In Lincolnshire, the city approved the latest joined animal and human cemeteries where people can be buried near their favorite pet rather than having them cremated.
Some joined cemeteries even allow pets to be buried in the same plots as their owners. A lot of people think that they are going a little bit too far but the thing is people associate their pets with being part of the family so when people die they want to be with their family.
This particular trend has created a number of non-denomination burial sites for humans that are planning to use coffins that are biodegradable and plan to not care about plot lines or even headstones. This particular type of cemetery makes it easier for people to get buried with their pets because there is no set layout for the whole cemetery.
There are a lot of people that are taking advantage of “natural” burial spots and these are slowly becoming increasingly popular.
In Penwith, west Cornwall, Penny Lally, a manager for a pet crematorium, says that in her cemetery there are about thirty owners that were buried alongside their favorite animals and the place has gained around one hundred and twenty bookings for future use.
Carole Mundy, who is a customer of Penny Lally, has already reserved a plot for her and her husband, and the plot that they reserved is right next to their golden retriever who died in February 2008.
In Britain there are an estimated one and half million dogs that die each year, and only a few have been given the option of joined burial with their masters.
Around three hundred thousand of those cats and dogs are buried in their master’s garden and around a thousand in cemeteries and also a hundred thousand are being cremated.

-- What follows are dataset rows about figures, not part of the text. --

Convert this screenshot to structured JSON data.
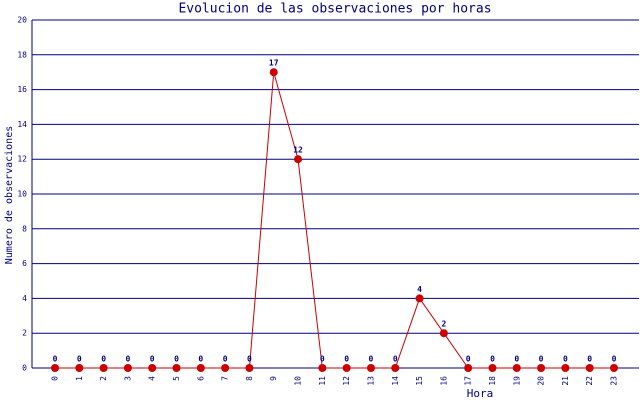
{
  "chart_data": {
    "type": "line",
    "title": "Evolucion de las observaciones por horas",
    "x_label": "Hora",
    "y_label": "Numero de observaciones",
    "categories": [
      "0",
      "1",
      "2",
      "3",
      "4",
      "5",
      "6",
      "7",
      "8",
      "9",
      "10",
      "11",
      "12",
      "13",
      "14",
      "15",
      "16",
      "17",
      "18",
      "19",
      "20",
      "21",
      "22",
      "23"
    ],
    "series": [
      {
        "name": "observaciones",
        "color": "#cc0000",
        "values": [
          0,
          0,
          0,
          0,
          0,
          0,
          0,
          0,
          0,
          17,
          12,
          0,
          0,
          0,
          0,
          4,
          2,
          0,
          0,
          0,
          0,
          0,
          0,
          0
        ]
      }
    ],
    "ylim": [
      0,
      20
    ],
    "yticks": [
      0,
      2,
      4,
      6,
      8,
      10,
      12,
      14,
      16,
      18,
      20
    ],
    "grid": true,
    "data_labels": true
  }
}
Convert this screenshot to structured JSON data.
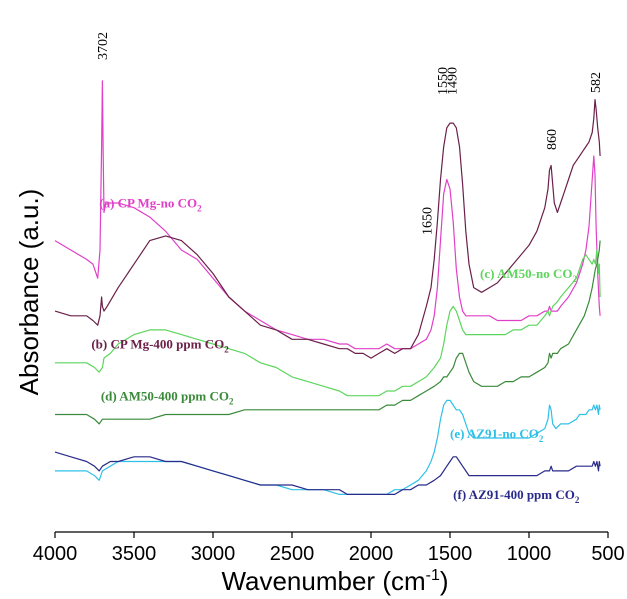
{
  "chart_data": {
    "type": "line",
    "xlabel": "Wavenumber (cm",
    "xlabel_sup": "-1",
    "xlabel_end": ")",
    "ylabel": "Absorbance (a.u.)",
    "xlim": [
      4000,
      500
    ],
    "ylim": [
      0,
      100
    ],
    "x_reversed": true,
    "y_ticks_shown": false,
    "grid": false,
    "x_ticks": [
      4000,
      3500,
      3000,
      2500,
      2000,
      1500,
      1000,
      500
    ],
    "x_tick_labels": [
      "4000",
      "3500",
      "3000",
      "2500",
      "2000",
      "1500",
      "1000",
      "500"
    ],
    "peak_labels": [
      {
        "text": "3702",
        "x": 3702
      },
      {
        "text": "1650",
        "x": 1650
      },
      {
        "text": "1550",
        "x": 1550
      },
      {
        "text": "1490",
        "x": 1490
      },
      {
        "text": "860",
        "x": 860
      },
      {
        "text": "582",
        "x": 582
      }
    ],
    "series": [
      {
        "name": "(a) CP Mg-no CO",
        "name_sub": "2",
        "color": "#e040c8",
        "x": [
          4000,
          3900,
          3800,
          3760,
          3730,
          3715,
          3705,
          3700,
          3695,
          3690,
          3680,
          3650,
          3600,
          3500,
          3400,
          3300,
          3200,
          3100,
          3000,
          2900,
          2800,
          2700,
          2600,
          2500,
          2400,
          2300,
          2200,
          2150,
          2100,
          2050,
          2000,
          1950,
          1900,
          1850,
          1800,
          1750,
          1700,
          1650,
          1620,
          1600,
          1580,
          1560,
          1540,
          1520,
          1500,
          1480,
          1460,
          1440,
          1420,
          1400,
          1380,
          1350,
          1300,
          1250,
          1200,
          1150,
          1100,
          1050,
          1000,
          950,
          900,
          880,
          870,
          860,
          850,
          840,
          820,
          800,
          750,
          700,
          680,
          660,
          640,
          620,
          600,
          590,
          582,
          575,
          565,
          555,
          550
        ],
        "y": [
          62,
          60,
          58,
          57,
          54,
          60,
          82,
          96,
          80,
          68,
          70,
          70,
          70,
          69,
          67,
          64,
          60,
          58,
          54,
          50,
          47,
          45,
          43,
          42,
          41,
          41,
          40,
          40,
          39,
          39,
          39,
          39,
          40,
          39,
          39,
          39,
          40,
          41,
          43,
          46,
          52,
          62,
          72,
          75,
          73,
          66,
          56,
          50,
          47,
          46,
          46,
          46,
          46,
          46,
          45,
          45,
          45,
          45,
          46,
          46,
          47,
          47,
          48,
          47,
          47,
          47,
          47,
          48,
          50,
          53,
          55,
          57,
          60,
          65,
          75,
          80,
          76,
          65,
          55,
          48,
          46
        ]
      },
      {
        "name": "(b) CP Mg-400 ppm CO",
        "name_sub": "2",
        "color": "#6a2048",
        "x": [
          4000,
          3900,
          3800,
          3760,
          3730,
          3715,
          3705,
          3700,
          3690,
          3670,
          3600,
          3500,
          3400,
          3300,
          3200,
          3100,
          3000,
          2900,
          2800,
          2700,
          2600,
          2500,
          2400,
          2300,
          2200,
          2150,
          2100,
          2050,
          2000,
          1950,
          1900,
          1850,
          1800,
          1750,
          1700,
          1650,
          1620,
          1600,
          1580,
          1560,
          1540,
          1520,
          1500,
          1480,
          1460,
          1440,
          1420,
          1400,
          1380,
          1350,
          1300,
          1250,
          1200,
          1150,
          1100,
          1050,
          1000,
          950,
          900,
          880,
          870,
          860,
          850,
          840,
          820,
          800,
          780,
          750,
          720,
          700,
          680,
          660,
          640,
          620,
          600,
          590,
          582,
          575,
          565,
          555,
          550
        ],
        "y": [
          47,
          46,
          46,
          45,
          44,
          46,
          50,
          48,
          47,
          48,
          52,
          57,
          62,
          63,
          62,
          59,
          55,
          50,
          47,
          44,
          43,
          41,
          41,
          40,
          39,
          39,
          38,
          38,
          37,
          38,
          39,
          38,
          39,
          39,
          42,
          48,
          52,
          58,
          66,
          75,
          82,
          86,
          87,
          87,
          86,
          82,
          74,
          64,
          57,
          52,
          51,
          52,
          53,
          55,
          57,
          59,
          61,
          64,
          69,
          73,
          77,
          78,
          74,
          70,
          68,
          70,
          72,
          75,
          78,
          79,
          80,
          81,
          82,
          83,
          85,
          88,
          92,
          90,
          86,
          83,
          80
        ]
      },
      {
        "name": "(c) AM50-no CO",
        "name_sub": "2",
        "color": "#5dd55d",
        "x": [
          4000,
          3900,
          3800,
          3750,
          3720,
          3700,
          3690,
          3650,
          3600,
          3500,
          3400,
          3300,
          3200,
          3100,
          3000,
          2900,
          2800,
          2700,
          2600,
          2500,
          2400,
          2300,
          2200,
          2150,
          2100,
          2050,
          2000,
          1950,
          1900,
          1850,
          1800,
          1750,
          1700,
          1650,
          1600,
          1560,
          1540,
          1520,
          1500,
          1480,
          1460,
          1440,
          1420,
          1400,
          1380,
          1350,
          1300,
          1250,
          1200,
          1150,
          1100,
          1050,
          1000,
          950,
          900,
          880,
          870,
          860,
          850,
          820,
          800,
          750,
          700,
          680,
          660,
          640,
          620,
          600,
          590,
          580,
          570,
          560,
          555,
          550
        ],
        "y": [
          36,
          36,
          36,
          35,
          34,
          35,
          37,
          38,
          40,
          42,
          43,
          43,
          42,
          41,
          40,
          39,
          38,
          36,
          35,
          33,
          32,
          31,
          30,
          29,
          29,
          29,
          29,
          29,
          30,
          30,
          31,
          31,
          32,
          33,
          35,
          37,
          40,
          44,
          47,
          48,
          47,
          45,
          43,
          42,
          42,
          42,
          42,
          42,
          42,
          42,
          43,
          43,
          44,
          44,
          46,
          47,
          46,
          47,
          48,
          49,
          50,
          52,
          54,
          56,
          58,
          59,
          58,
          57,
          58,
          57,
          60,
          55,
          57,
          50
        ]
      },
      {
        "name": "(d) AM50-400 ppm CO",
        "name_sub": "2",
        "color": "#3a8a3a",
        "x": [
          4000,
          3900,
          3800,
          3750,
          3720,
          3700,
          3650,
          3600,
          3500,
          3400,
          3300,
          3200,
          3100,
          3000,
          2900,
          2800,
          2700,
          2600,
          2500,
          2400,
          2300,
          2200,
          2150,
          2100,
          2050,
          2000,
          1950,
          1900,
          1850,
          1800,
          1750,
          1700,
          1650,
          1600,
          1560,
          1540,
          1520,
          1500,
          1480,
          1460,
          1440,
          1420,
          1400,
          1380,
          1350,
          1300,
          1250,
          1200,
          1150,
          1100,
          1050,
          1000,
          950,
          900,
          880,
          870,
          860,
          850,
          820,
          800,
          750,
          700,
          650,
          620,
          600,
          590,
          580,
          570,
          560,
          555,
          550
        ],
        "y": [
          25,
          25,
          25,
          24,
          23,
          24,
          24,
          24,
          24,
          24,
          25,
          25,
          25,
          25,
          25,
          26,
          26,
          26,
          26,
          26,
          26,
          26,
          26,
          26,
          26,
          26,
          26,
          27,
          27,
          28,
          28,
          29,
          30,
          31,
          32,
          33,
          33,
          34,
          35,
          37,
          38,
          38,
          36,
          34,
          32,
          31,
          31,
          31,
          32,
          32,
          33,
          33,
          34,
          35,
          36,
          38,
          37,
          38,
          38,
          39,
          40,
          43,
          46,
          49,
          52,
          54,
          56,
          57,
          59,
          60,
          62
        ]
      },
      {
        "name": "(e) AZ91-no CO",
        "name_sub": "2",
        "color": "#2fc0e8",
        "x": [
          4000,
          3900,
          3800,
          3750,
          3720,
          3700,
          3650,
          3600,
          3500,
          3400,
          3300,
          3200,
          3100,
          3000,
          2900,
          2800,
          2700,
          2600,
          2500,
          2400,
          2300,
          2200,
          2150,
          2100,
          2050,
          2000,
          1950,
          1900,
          1850,
          1800,
          1750,
          1700,
          1650,
          1620,
          1600,
          1580,
          1560,
          1540,
          1520,
          1500,
          1480,
          1460,
          1440,
          1420,
          1400,
          1380,
          1350,
          1300,
          1250,
          1200,
          1150,
          1100,
          1050,
          1000,
          950,
          900,
          880,
          870,
          860,
          850,
          830,
          800,
          750,
          700,
          680,
          660,
          640,
          620,
          600,
          590,
          580,
          570,
          560,
          555,
          550
        ],
        "y": [
          13,
          13,
          13,
          12,
          11,
          13,
          14,
          15,
          15,
          15,
          15,
          15,
          14,
          13,
          12,
          11,
          10,
          10,
          9,
          9,
          9,
          8,
          8,
          8,
          8,
          8,
          8,
          8,
          9,
          9,
          10,
          11,
          13,
          15,
          17,
          20,
          24,
          27,
          28,
          28,
          27,
          26,
          26,
          25,
          23,
          21,
          20,
          20,
          20,
          20,
          20,
          20,
          20,
          20,
          21,
          22,
          24,
          27,
          26,
          23,
          22,
          23,
          23,
          24,
          25,
          25,
          25,
          26,
          26,
          27,
          26,
          27,
          25,
          27,
          26
        ]
      },
      {
        "name": "(f) AZ91-400 ppm CO",
        "name_sub": "2",
        "color": "#2a2a8a",
        "x": [
          4000,
          3900,
          3800,
          3750,
          3720,
          3700,
          3650,
          3600,
          3500,
          3400,
          3300,
          3200,
          3100,
          3000,
          2900,
          2800,
          2700,
          2600,
          2500,
          2400,
          2300,
          2200,
          2150,
          2100,
          2050,
          2000,
          1950,
          1900,
          1850,
          1800,
          1750,
          1700,
          1650,
          1600,
          1560,
          1540,
          1520,
          1500,
          1480,
          1460,
          1440,
          1420,
          1400,
          1380,
          1350,
          1300,
          1250,
          1200,
          1150,
          1100,
          1050,
          1000,
          950,
          900,
          870,
          860,
          850,
          800,
          750,
          700,
          650,
          600,
          590,
          580,
          570,
          560,
          555,
          550
        ],
        "y": [
          17,
          16,
          15,
          14,
          13,
          14,
          15,
          15,
          16,
          16,
          15,
          15,
          14,
          13,
          12,
          11,
          10,
          10,
          10,
          9,
          9,
          9,
          8,
          8,
          8,
          8,
          8,
          8,
          8,
          9,
          9,
          10,
          10,
          11,
          12,
          13,
          14,
          15,
          16,
          16,
          15,
          14,
          13,
          12,
          12,
          12,
          12,
          12,
          12,
          12,
          12,
          12,
          12,
          13,
          13,
          14,
          13,
          13,
          13,
          14,
          14,
          14,
          15,
          14,
          15,
          13,
          15,
          14
        ]
      }
    ],
    "series_labels": [
      {
        "series": 0,
        "x": 3720,
        "y": 69,
        "anchor": "start"
      },
      {
        "series": 1,
        "x": 3770,
        "y": 39,
        "anchor": "start"
      },
      {
        "series": 2,
        "x": 1310,
        "y": 54,
        "anchor": "start"
      },
      {
        "series": 3,
        "x": 3710,
        "y": 28,
        "anchor": "start"
      },
      {
        "series": 4,
        "x": 1500,
        "y": 20,
        "anchor": "start"
      },
      {
        "series": 5,
        "x": 1480,
        "y": 7,
        "anchor": "start"
      }
    ]
  }
}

Cremation is popular because of the fact that is cheaper than having to buy a plot. It usually costs between seventy to two hundred pounds while buying a plot for a dog or cat can reach to around two thousand pounds.
Pet cemeteries have to follow strict environmental standards that are being monitored by the department for the environment and rural affairs.
The grieving process for a pet that has recently died has proven to be very hard for a lot of people because they treat their pets as if it were a human being.
It is okay to have a pet cemetery so that pets can have a pretty decent burial site but being buried in a cemetery where humans are also being buried is just completely may seem a bit too much.
In the end, people are tempted to make the best of what their money can buy so cemeteries are free to indulge their clients with everything they might need, provided it generates a profit.